Tras Deseando amar, el cierre de la trilogía del desamor (el cine de nuestro director no es un clásico chico busca chica, sino que deviene melancólicamente en un chico pierde chica) con 2046. Entre la realidad y el recuerdo, los viajes en el tiempo son continuos. Pasado y presente. Y futuro, a través de la novela que el protagonista va escribiendo. Su cenit estético. El nadir de sus imperfecciones. Tomando como pretexto un estilo futurista introduce al espectador en el tren que viaja eternamente por 2046, un lugar que no es pasado, ni presente ni futuro. Es un vacío lleno de añoranza y recuerdos, nostalgia y pérdida, derrota y desengaño. Los que aquí llegan quedan atrapados. Se retoma fuertemente el antedicho círculo temporal que nos lleva a Chow (el protagonista de Deseando amar y Días salvajes), que está en la década de los sesenta, en Hong Kong, ahora convertido en un playboy que va de mujer en mujer, sin vincularse a nada ni a nadie; solo es un semoviente, entre el presente y el pasado, mientras escribe acerca de un tiempo futuro, 2046, al que es incapaz de darle un final feliz.

 

…Y vuelta de tuerca. De Hong Kong a Estados Unidos: My blueberry nights. Una road movie en la que una chica busca el amor verdadero. Y lo postrero cinematográfico, 2013, The Grandmaster, un leve tropiezo, una metáfora de la China contemporánea a través del enfrentamiento entre diversas escuelas de artes marciales que representarían distintos modos del Chinese Way of Life, que resulta por momentos esquemática y vacía, reducida a los habituales clichés de la presunta sabiduría oriental, más cerca de las perlas indigestas de Paulo Coelho que del oráculo de Delfos que supo que el hombre más sabio, Sócrates, era aquel que admitía su ignorancia.

 

 

The Grandmaster, el canto del cisne

 

Rozando lo disparatado y lo sublime, The Grandmaster es una versión de Doctor Zhivago rodada con la estética de Deseando amar según una especie de El mono borracho en el ojo del tigre. Junto a Matrix y Kill Bill (Tarantino siempre se ha declarado un devoto admirador del director hongkonés) es la mejor renovación de las coreografías de lucha. Pero lo que fascina, al fin y a la postre, es la ebria complacencia de unas iconografías que transmiten una sensación de seda y lascivia atemperada.

 

El cine de Wong Kar-wai ha sido en sus mejores momentos más táctil e incluso olfativo que visual.
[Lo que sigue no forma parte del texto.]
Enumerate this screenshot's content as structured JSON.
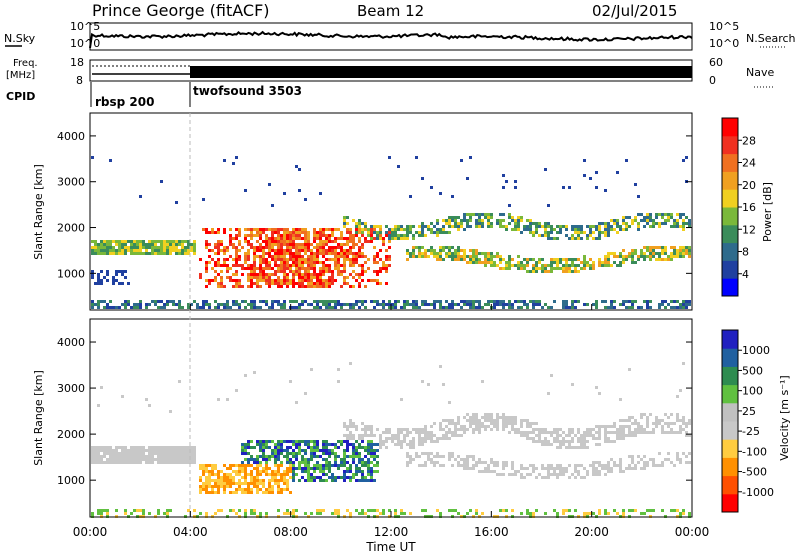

O quizás sería más exacto sinestésico. Y no lo olvidemos, toda su ensanche visual está al servicio de una historia de amor tan intenso como imposible, lo que imprime a la película, a contrapelo de lo habitual en el género supremo de las patadas del que es deudora, una dulce sensación de nostálgico fracaso, como unas volutas de humo (el tabaco, protagonista inevitable de su cine) que nos recuerdan que la melancolía es un opiáceo de los enamorados condenados al fracaso.

 

 

Gracias por todo, Wong Kar Wai

 

Uno de los grandes, con estética propia, tan elegante como seductora: vestuario, música, fotografía. Tan retro como posmoderno, la belleza que impregna muchos de sus fotogramas neutraliza parte de la historia narrada. Esteta, describe como nadie el vacío existencial del fracaso amoroso. Con el dolor de la ausencia del ser querido, sus protagonistas oscilan entre la nostalgia y la impotencia. Wong Kar-wai se refugia en la tensa calma de sus personajes, deudor de sus raíces chinas, donde culturalmente no se expresan los sentimientos ni las emociones.

 

Este director hongkonés, amante fervoroso de esta antigua colonia británica, erige su ciudad de adopción en su musa. Mostrando amor/odio hacia su ciudad, heredero de la Nouvelle Vague, sobre todo de Al final de la escapada de Godard, su narrativa es prerrogativa y peculiar, puro amor hacia el proceso creativo, más que a la obra conclusa. Y amor irreprimible hacia la música. Melómano del desamor, las músicas elegidas enfatizan los estados de ánimo de los personajes de sus películas. Y amor al tabaco, con atmósferas que ciñen las historias, demostrando la misma evanescencia que une al humo del tabaco con el amor. Seductor y elegante, sus historias quedan y quedarán irremisiblemente grabadas en el imaginario colectivo.